A Decentralized Game Theoretic Approach for Virtual Storage System Aggregation in a Residential Community

Abstract

The current electricity market is better described as an oligopoly than a market of perfect competition from which, in fact, it may be rather far. The increasing penetration of residential distributed energy resources has led to a significant number of prosumers in the electricity market. Microgrid community, a group of single controllable entity prosumers, is a promising component of the smart grid which will potentially yield a free electricity market. In this paper, we present a novel formation for a residential community microgrid that includes a coalition of prosumer households with solar photovoltaic systems.
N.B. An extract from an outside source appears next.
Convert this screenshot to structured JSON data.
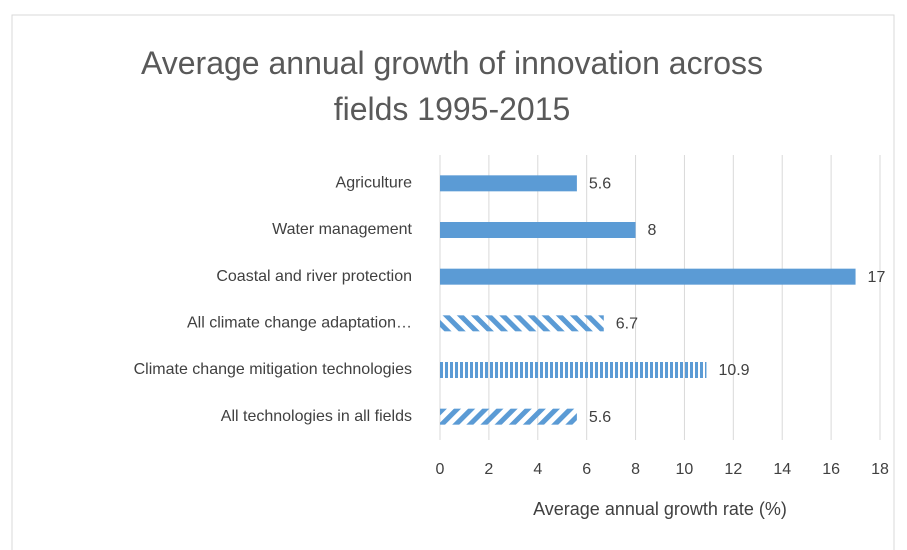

These households are connected through a virtual power bank that consists of households’ storage batteries and that mediates the communications between the households and the main grid. Using an application of mean field game theory, we find Nash Equilibrium strategies under which such sharing could minimize a linear combination of the households’ energy generation cost, energy consumption cost and revenue of sold energy. The resulting approach is tested on a case study of a constructed community micro-grid in Montreal, Quebec, Canada. The proposed mean field game approach can help decrease the aggregated cost and the individual energy cost. A comparative analytical study on the benefit of sharing was also performed, demonstrating that each prosumer is expected to have at least a 40 percent reduction on their individual cost if belonging to a microgrid community of 100 prosumers located in Montreal city.